Let $A, B, C$ and $D$ be four points of a plane, $I$ the midpoint of $[AB]$ and $J$ the midpoint of $[CD]$.
1) Under which condition can we have $I=J$?
2) We assume that $I\neq J$. Determine $\mathcal{E}$, the set of points of the plane such that $$\big|\big|\;\overrightarrow{MA} + \overrightarrow{MB}\;\big|\big|=\big|\big|\;\overrightarrow{MC} + \overrightarrow{MD}\;\big|\big|.$$
3) We assume that $I\neq J$ and $AB=CD$. Determine $\mathcal{F}$, the set of points of the plane such that $$MA^2 + MB^2=MC^2 + MD^2.$$
Here is what I found:
For 1) I do not know how to prove it, but I guess $I=J$, if it is the centroid of the four points?
For 2), I found that $\mathcal{E}$ is the perpendicular bisector of $[IJ]$.
For 3), I also found that $\mathcal{F}$ is the perpendicular bisector of $[IJ]$.
So my questions: -What do I have to write for $1)$,
- and are my descriptions of $\mathcal{E}$ and $\mathcal{F}$ correct?
Thank you in advance!
For 1), think of $A,B,C,$ and $D$ as the corners of a quadrilateral.
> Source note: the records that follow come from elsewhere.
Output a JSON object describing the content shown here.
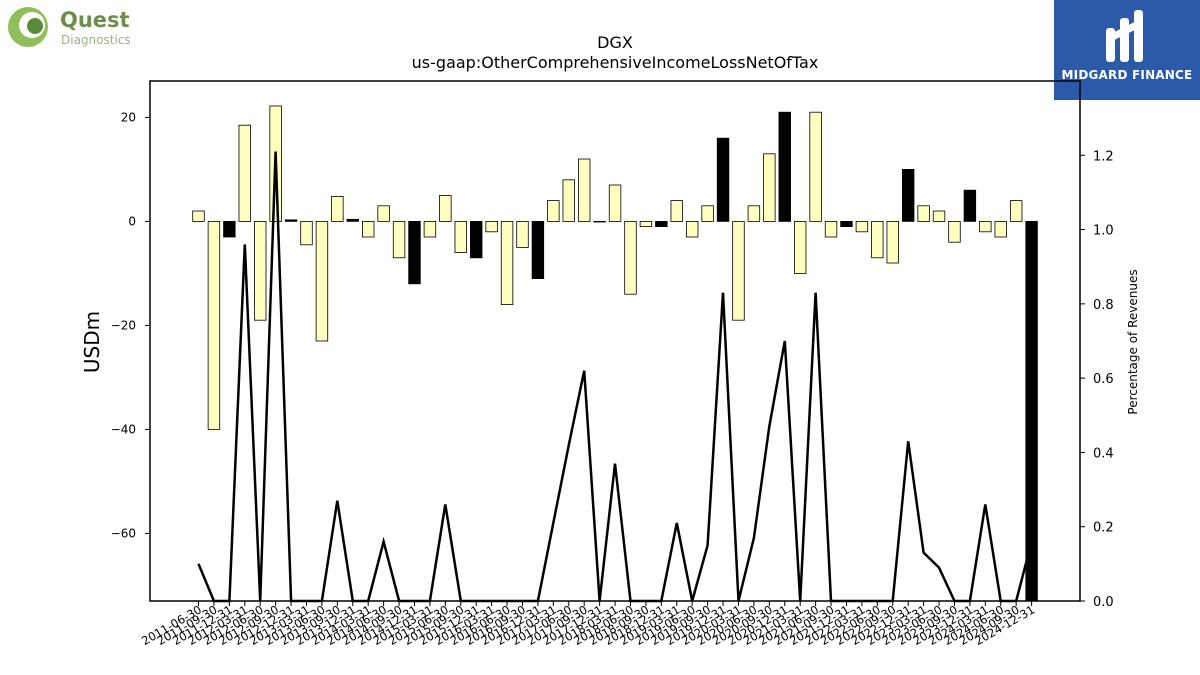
{
  "logos": {
    "left_brand": "Quest",
    "left_sub": "Diagnostics",
    "right_brand": "MIDGARD FINANCE"
  },
  "colors": {
    "bar_normal": "#ffffc0",
    "bar_highlight": "#000000",
    "line": "#000000",
    "brand_green": "#5a8a3c",
    "brand_blue": "#2a5aa8"
  },
  "chart_data": {
    "type": "bar",
    "title": "DGX",
    "subtitle": "us-gaap:OtherComprehensiveIncomeLossNetOfTax",
    "ylabel": "USDm",
    "y2label": "Percentage of Revenues",
    "ylim": [
      -73,
      27
    ],
    "y2lim": [
      0,
      1.4
    ],
    "yticks": [
      20,
      0,
      -20,
      -40,
      -60
    ],
    "ytick_labels": [
      "20",
      "0",
      "−20",
      "−40",
      "−60"
    ],
    "y2ticks": [
      0.0,
      0.2,
      0.4,
      0.6,
      0.8,
      1.0,
      1.2
    ],
    "y2tick_labels": [
      "0.0",
      "0.2",
      "0.4",
      "0.6",
      "0.8",
      "1.0",
      "1.2"
    ],
    "categories": [
      "2011-06-30",
      "2011-09-30",
      "2011-12-31",
      "2012-03-31",
      "2012-06-30",
      "2012-09-30",
      "2012-12-31",
      "2013-03-31",
      "2013-06-30",
      "2013-09-30",
      "2013-12-31",
      "2014-03-31",
      "2014-06-30",
      "2014-09-30",
      "2014-12-31",
      "2015-03-31",
      "2015-06-30",
      "2015-09-30",
      "2015-12-31",
      "2016-03-31",
      "2016-06-30",
      "2016-09-30",
      "2016-12-31",
      "2017-03-31",
      "2017-06-30",
      "2017-09-30",
      "2017-12-31",
      "2018-03-31",
      "2018-06-30",
      "2018-09-30",
      "2018-12-31",
      "2019-03-31",
      "2019-06-30",
      "2019-09-30",
      "2019-12-31",
      "2020-03-31",
      "2020-06-30",
      "2020-09-30",
      "2020-12-31",
      "2021-03-31",
      "2021-06-30",
      "2021-09-30",
      "2021-12-31",
      "2022-03-31",
      "2022-06-30",
      "2022-09-30",
      "2022-12-31",
      "2023-03-31",
      "2023-06-30",
      "2023-09-30",
      "2023-12-31",
      "2024-03-31",
      "2024-06-30",
      "2024-09-30",
      "2024-12-31"
    ],
    "xtick_labels": [
      "2011-06-30",
      "2011-09-30",
      "2011-12-31",
      "2012-03-31",
      "2012-06-30",
      "2012-09-30",
      "2012-12-31",
      "2013-03-31",
      "2013-06-30",
      "2013-09-30",
      "2013-12-31",
      "2014-03-31",
      "2014-06-30",
      "2014-09-30",
      "2014-12-31",
      "2015-03-31",
      "2015-06-30",
      "2015-09-30",
      "2015-12-31",
      "2016-03-31",
      "2016-06-30",
      "2016-09-30",
      "2016-12-31",
      "2017-03-31",
      "2017-06-30",
      "2017-09-30",
      "2017-12-31",
      "2018-03-31",
      "2018-06-30",
      "2018-09-30",
      "2018-12-31",
      "2019-03-31",
      "2019-06-30",
      "2019-09-30",
      "2019-12-31",
      "2020-03-31",
      "2020-06-30",
      "2020-09-30",
      "2020-12-31",
      "2021-03-31",
      "2021-06-30",
      "2021-09-30",
      "2021-12-31",
      "2022-03-31",
      "2022-06-30",
      "2022-09-30",
      "2022-12-31",
      "2023-03-31",
      "2023-06-30",
      "2023-09-30",
      "2023-12-31",
      "2024-03-31",
      "2024-06-30",
      "2024-09-30",
      "2024-12-31"
    ],
    "values": [
      2,
      -40,
      -3,
      18.5,
      -19,
      22.2,
      0.3,
      -4.5,
      -23,
      4.8,
      0.4,
      -3,
      3,
      -7,
      -12,
      -3,
      5,
      -6,
      -7,
      -2,
      -16,
      -5,
      -11,
      4,
      8,
      12,
      0,
      7,
      -14,
      -1,
      -1,
      4,
      -3,
      3,
      16,
      -19,
      3,
      13,
      21,
      -10,
      21,
      -3,
      -1,
      -2,
      -7,
      -8,
      10,
      3,
      2,
      -4,
      6,
      -2,
      -3,
      4,
      -73
    ],
    "highlight": [
      false,
      false,
      true,
      false,
      false,
      false,
      true,
      false,
      false,
      false,
      true,
      false,
      false,
      false,
      true,
      false,
      false,
      false,
      true,
      false,
      false,
      false,
      true,
      false,
      false,
      false,
      true,
      false,
      false,
      false,
      true,
      false,
      false,
      false,
      true,
      false,
      false,
      false,
      true,
      false,
      false,
      false,
      true,
      false,
      false,
      false,
      true,
      false,
      false,
      false,
      true,
      false,
      false,
      false,
      true
    ],
    "line_values": [
      0.1,
      0,
      0,
      0.96,
      0,
      1.21,
      0,
      0,
      0,
      0.27,
      0,
      0,
      0.16,
      0,
      0,
      0,
      0.26,
      0,
      0,
      0,
      0,
      0,
      0,
      0.21,
      0.42,
      0.62,
      0,
      0.37,
      0,
      0,
      0,
      0.21,
      0,
      0.15,
      0.83,
      0,
      0.17,
      0.47,
      0.7,
      0,
      0.83,
      0,
      0,
      0,
      0,
      0,
      0.43,
      0.13,
      0.09,
      0,
      0,
      0.26,
      0,
      0,
      0.16
    ],
    "grid": false,
    "legend": "none"
  }
}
If you order the points correctly, line segments $\overline{AB}$ and $\overline{CD}$ are then diagonals of a simple quadrilateral that bisect each other. Do you remember what kind of quadrilateral has diagonals that bisect each other? (The parallelogram $ACBD$.)
For 2), $\lVert \overrightarrow{MA} + \overrightarrow{MB} \rVert$ is twice the distance between $M$ and the midpoint of $A$ and $B$, and similarly for $C$ and $D$. So you are correct: $\mathcal{E}$ is the perpendicular bisector of $\overline{IJ}$. (A previous version of this answer overlooked the vector signs over $MA$ etc., so it was wrong.)
For 3), by the initial assumptions we see that $\overline{MI}$ is a median of triangle $\Delta ABM$ and $\overline{MJ}$ is a median of triangle $\Delta CDM$. Apollonius' theorem then gives us an equation for each triangle:
$$MA^2+MB^2=2IA^2+2MI^2$$ $$MC^2+MD^2=2JC^2+2MJ^2$$
The added assumptions for 3) make the left-hand-sides equal to each other, and $IA$ and $JC$ equal to each other. This makes
$$MI^2=MJ^2,\text { and thus}$$ $$MI=MJ$$
This means $M$ is on the perpendicular bisector of $\overline{IJ}$. So you are correct about $\mathcal{F}$.